Guarding access to a breathtaking expanse of private lawns, woodlands, river walks and even its own deer park, Magdalen ('mawd-lin'), founded in 1458, is one of Oxford’s wealthiest and most beautiful colleges. Beyond its elegant Victorian gateway, you come to its medieval chapel and glorious 15th-century tower. From here, move on to the remarkable 15th-century cloisters, where the fantastic grotesques (carved figures) may have inspired CS Lewis’ stone statues in The Chronicles of Narnia.
Behind the cloisters, lovely Addison’s Walk loops for just under a mile around the ravishing Water Meadow, a wedge-shaped island in the River Cherwell that’s renowned for its glorious wildflowers.

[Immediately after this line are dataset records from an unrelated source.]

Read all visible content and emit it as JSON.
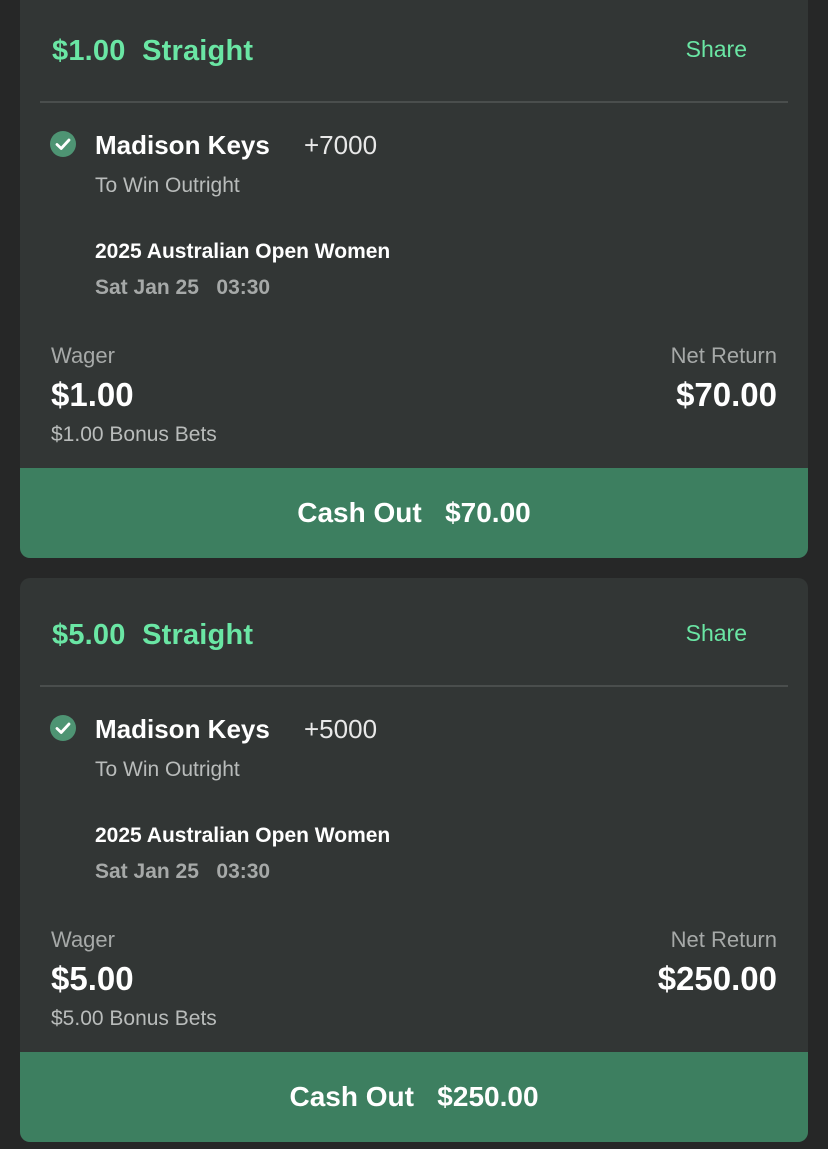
{
  "bets": [
    {
      "title": "$1.00  Straight",
      "share_label": "Share",
      "selection": "Madison Keys",
      "odds": "+7000",
      "market": "To Win Outright",
      "event": "2025 Australian Open Women",
      "event_time": "Sat Jan 25   03:30",
      "wager_label": "Wager",
      "wager": "$1.00",
      "bonus": "$1.00 Bonus Bets",
      "net_return_label": "Net Return",
      "net_return": "$70.00",
      "cashout_label": "Cash Out",
      "cashout_amount": "$70.00"
    },
    {
      "title": "$5.00  Straight",
      "share_label": "Share",
      "selection": "Madison Keys",
      "odds": "+5000",
      "market": "To Win Outright",
      "event": "2025 Australian Open Women",
      "event_time": "Sat Jan 25   03:30",
      "wager_label": "Wager",
      "wager": "$5.00",
      "bonus": "$5.00 Bonus Bets",
      "net_return_label": "Net Return",
      "net_return": "$250.00",
      "cashout_label": "Cash Out",
      "cashout_amount": "$250.00"
    }
  ],
  "colors": {
    "background": "#262727",
    "card": "#323635",
    "accent_green": "#6ae6a4",
    "cashout_button": "#3d7f60",
    "check_icon": "#4e9473"
  }
}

You can extend that walk by continuing to the Angel and Greyhound Meadow – the lush green tract visible from Magdalen Bridge – smaller Bat Willow Meadow, home to Mark Wallinger’s tree-shaped sculpture Y, and the secluded Fellows’ Garden slightly upstream.
Magdalen’s herd of deer usually browse the bucolic Deer Park, north of the main college buildings, in winter and spring, and spend the summer in the riverside meadows.
Notable Magdalen students have included writers CS Lewis, John Betjeman, Seamus Heaney and Oscar Wilde, while other alumni range from Edward VIII, TE Lawrence ‘of Arabia’ and Cardinal Wolsey to Dudley Moore.
The college also boasts a fine choir, which as part of the annual May Day (1 May) festivities sings Hymnus Eucharisticus at 6am on top of the 44m bell tower.